Recently, we have developed an innovative component to our core product-WordPress Business Intelligence. Users can now get real-time, actionable data in a comprehensive dashboard to support a short issue-to-deployment process and continuous improvement of their sites.

We support the seamless delivery of up to 2 billion pageviews per month, on a fleet of 100 machines entirely dedicated to managed WordPress hosting for demanding customers.

We’re currently on our mission to bring the best experience to WordPress publishers around the world. In this journey, Kubernetes facilitates our route to an upcoming standard in high availability WordPress hosting infrastructure.

What was your pre-Prometheus monitoring experience?

We started building our WordPress hosting platform back in 2009. At the time, we were using Munin, an open-source system, network and infrastructure monitoring that performed all the operations we needed: exposing, collecting, aggregating, alerting and visualizing metrics. Although it performed well, collecting once every minute and aggregating once every 5 minutes was too slow for us, thus the output it generated wasn’t enough to properly analyze events on our platform.

Graphite was our second choice on the list, which solved the time challenge addressed by Munin. We added collectd in to the mix to expose metrics, and used Graphite to collect and aggregate it.

Then we made Viz, a tool we’ve written in JavaScript & Python for visualisation and alerting. However, we stopped actively using this service because maintaining it was a lot of work, which Grafana substituted very well, since its first version.

Presslab's Viz

Since the second half of 2017, our Presslabs platform entered a large-scale transition phase. One of the major changes was our migration to Kubernetes which implied the need for a highly performing monitoring system. That’s when we got our minds set on Prometheus which we’re using every since and plan to integrate it across all our services on the new platform as a central piece for extracting and exposing metrics.

Why did you decide to look at Prometheus?

We started considering Prometheus in 2014 at Velocity Europe Barcelona after speaking to a team of engineers at Soundcloud. The benefits they exposed were compelling enough for us to give Prometheus a try.

How did you transition?

We’re still in the transition process, thus we run in parallel the two systems-Prometheus and the Graphite-collectd combo. For the client dashboard and our core services we use Prometheus, yet, for the client sites we still use Graphite-collectd. On top of both there is a Grafana for visualization.

Presslab's Redis Grafana dashboards

The Prometheus docs, Github issues and the source-code were the go-to resources for integrating Prometheus; of course, StackOverflow added some spice to the process, which satisfied a lot of our curiosities.

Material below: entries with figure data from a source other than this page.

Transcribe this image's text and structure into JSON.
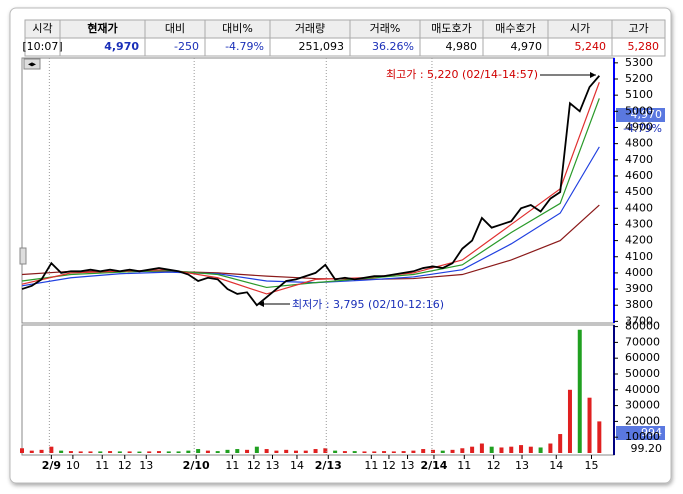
{
  "header": {
    "columns": [
      "시각",
      "현재가",
      "대비",
      "대비%",
      "거래량",
      "거래%",
      "매도호가",
      "매수호가",
      "시가",
      "고가"
    ],
    "row": [
      "[10:07]",
      "4,970",
      "-250",
      "-4.79%",
      "251,093",
      "36.26%",
      "4,980",
      "4,970",
      "5,240",
      "5,280"
    ],
    "colors": [
      "#000000",
      "#1a2fb8",
      "#1a2fb8",
      "#1a2fb8",
      "#000000",
      "#1a2fb8",
      "#000000",
      "#000000",
      "#d00000",
      "#d00000"
    ]
  },
  "chart_data": [
    {
      "type": "line",
      "xlim": [
        0,
        60.5
      ],
      "ylim": [
        3690,
        5330
      ],
      "yticks": [
        3700,
        3800,
        3900,
        4000,
        4100,
        4200,
        4300,
        4400,
        4500,
        4600,
        4700,
        4800,
        4900,
        5000,
        5100,
        5200,
        5300
      ],
      "series": [
        {
          "color": "#000000",
          "values": [
            3900,
            3920,
            3960,
            4060,
            4000,
            4010,
            4010,
            4020,
            4010,
            4020,
            4010,
            4020,
            4010,
            4020,
            4030,
            4020,
            4010,
            3990,
            3950,
            3970,
            3960,
            3900,
            3870,
            3880,
            3800,
            3850,
            3900,
            3950,
            3960,
            3980,
            4000,
            4050,
            3960,
            3970,
            3960,
            3970,
            3980,
            3980,
            3990,
            4000,
            4010,
            4030,
            4040,
            4030,
            4060,
            4150,
            4200,
            4340,
            4280,
            4300,
            4320,
            4400,
            4420,
            4380,
            4460,
            4500,
            5050,
            5000,
            5150,
            5220
          ]
        },
        {
          "color": "#e03030",
          "x": [
            0,
            5,
            10,
            15,
            20,
            25,
            30,
            35,
            40,
            45,
            50,
            55,
            59
          ],
          "values": [
            3930,
            4000,
            4010,
            4020,
            3970,
            3870,
            3960,
            3970,
            4000,
            4080,
            4300,
            4520,
            5180
          ]
        },
        {
          "color": "#2a9a2a",
          "x": [
            0,
            5,
            10,
            15,
            20,
            25,
            30,
            35,
            40,
            45,
            50,
            55,
            59
          ],
          "values": [
            3950,
            3990,
            4005,
            4015,
            3990,
            3910,
            3940,
            3965,
            3990,
            4050,
            4250,
            4430,
            5080
          ]
        },
        {
          "color": "#2040e0",
          "x": [
            0,
            5,
            10,
            15,
            20,
            25,
            30,
            35,
            40,
            45,
            50,
            55,
            59
          ],
          "values": [
            3920,
            3970,
            3995,
            4005,
            3995,
            3950,
            3940,
            3955,
            3975,
            4020,
            4180,
            4370,
            4780
          ]
        },
        {
          "color": "#8b1a1a",
          "x": [
            0,
            5,
            10,
            15,
            20,
            25,
            30,
            35,
            40,
            45,
            50,
            55,
            59
          ],
          "values": [
            3990,
            4010,
            4010,
            4010,
            4000,
            3980,
            3965,
            3960,
            3965,
            3990,
            4080,
            4200,
            4420
          ]
        }
      ],
      "annotations": [
        {
          "text": "최고가 : 5,220 (02/14-14:57)",
          "color": "#d00000"
        },
        {
          "text": "최저가 : 3,795 (02/10-12:16)",
          "color": "#1a2fb8"
        }
      ],
      "current_label": "4,970",
      "change_label": "-4.79%"
    },
    {
      "type": "bar",
      "xlim": [
        0,
        60.5
      ],
      "ylim": [
        0,
        81000
      ],
      "yticks": [
        10000,
        20000,
        30000,
        40000,
        50000,
        60000,
        70000,
        80000
      ],
      "values": [
        3000,
        1500,
        2000,
        4000,
        1500,
        1200,
        1000,
        1000,
        1000,
        1200,
        1000,
        1000,
        900,
        1000,
        1200,
        1000,
        1000,
        1500,
        2500,
        1500,
        1200,
        2000,
        2500,
        2000,
        4000,
        2500,
        1500,
        2000,
        1500,
        1500,
        2500,
        3000,
        1500,
        1200,
        1200,
        1000,
        1000,
        1200,
        1000,
        1200,
        1500,
        2500,
        2000,
        1500,
        2000,
        3000,
        4000,
        6000,
        4000,
        3500,
        4000,
        5000,
        4000,
        3500,
        6000,
        12000,
        40000,
        78000,
        35000,
        20000
      ],
      "colors": [
        "#e02020",
        "#20a020"
      ],
      "xticks": [
        {
          "value": 3,
          "label": "2/9"
        },
        {
          "value": 5.2,
          "label": "10"
        },
        {
          "value": 8.2,
          "label": "11"
        },
        {
          "value": 10.5,
          "label": "12"
        },
        {
          "value": 12.7,
          "label": "13"
        },
        {
          "value": 17.8,
          "label": "2/10"
        },
        {
          "value": 21.5,
          "label": "11"
        },
        {
          "value": 23.7,
          "label": "12"
        },
        {
          "value": 25.6,
          "label": "13"
        },
        {
          "value": 28.1,
          "label": "14"
        },
        {
          "value": 31.3,
          "label": "2/13"
        },
        {
          "value": 35.7,
          "label": "11"
        },
        {
          "value": 37.5,
          "label": "12"
        },
        {
          "value": 39.4,
          "label": "13"
        },
        {
          "value": 42.1,
          "label": "2/14"
        },
        {
          "value": 45.2,
          "label": "11"
        },
        {
          "value": 48.2,
          "label": "12"
        },
        {
          "value": 51.1,
          "label": "13"
        },
        {
          "value": 54.6,
          "label": "14"
        },
        {
          "value": 58.2,
          "label": "15"
        }
      ],
      "last_label": "994",
      "ratio_label": "99.20"
    }
  ]
}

The only problem with Prometheus is that we can’t get long-term storage for certain metrics. Our hosting infrastructure platform needs to store usage metrics such as pageviews for at least a year. However, the Prometheus landscape has improved a lot since we’re using it and we still have to test possible solutions.

What improvements have you seen since switching?

Since switching to Prometheus, we’ve noticed a significant decrease in resource usage, compared to any other alternative we’ve used before. Moreover, it’s easy to install since the auto-integration with Kubernetes saves a lot of time.

What do you think the future holds for Presslabs and Prometheus?

We have big plans with Prometheus as we’re working on replacing the Prometheus Helm chart we use right now with the Prometheus Operator on our new infrastructure. The implementation will provide a segregation of the platform customers as we are going to allocate a dedicated Prometheus server for a limited number of websites. We’re already working on that as part of our effort of Kubernetizing WordPress.

We are also working on exporting WordPress metrics in the Prometheus format. Grafana is here to stay, as it goes hand in hand with Prometheus to solve the visualisation need.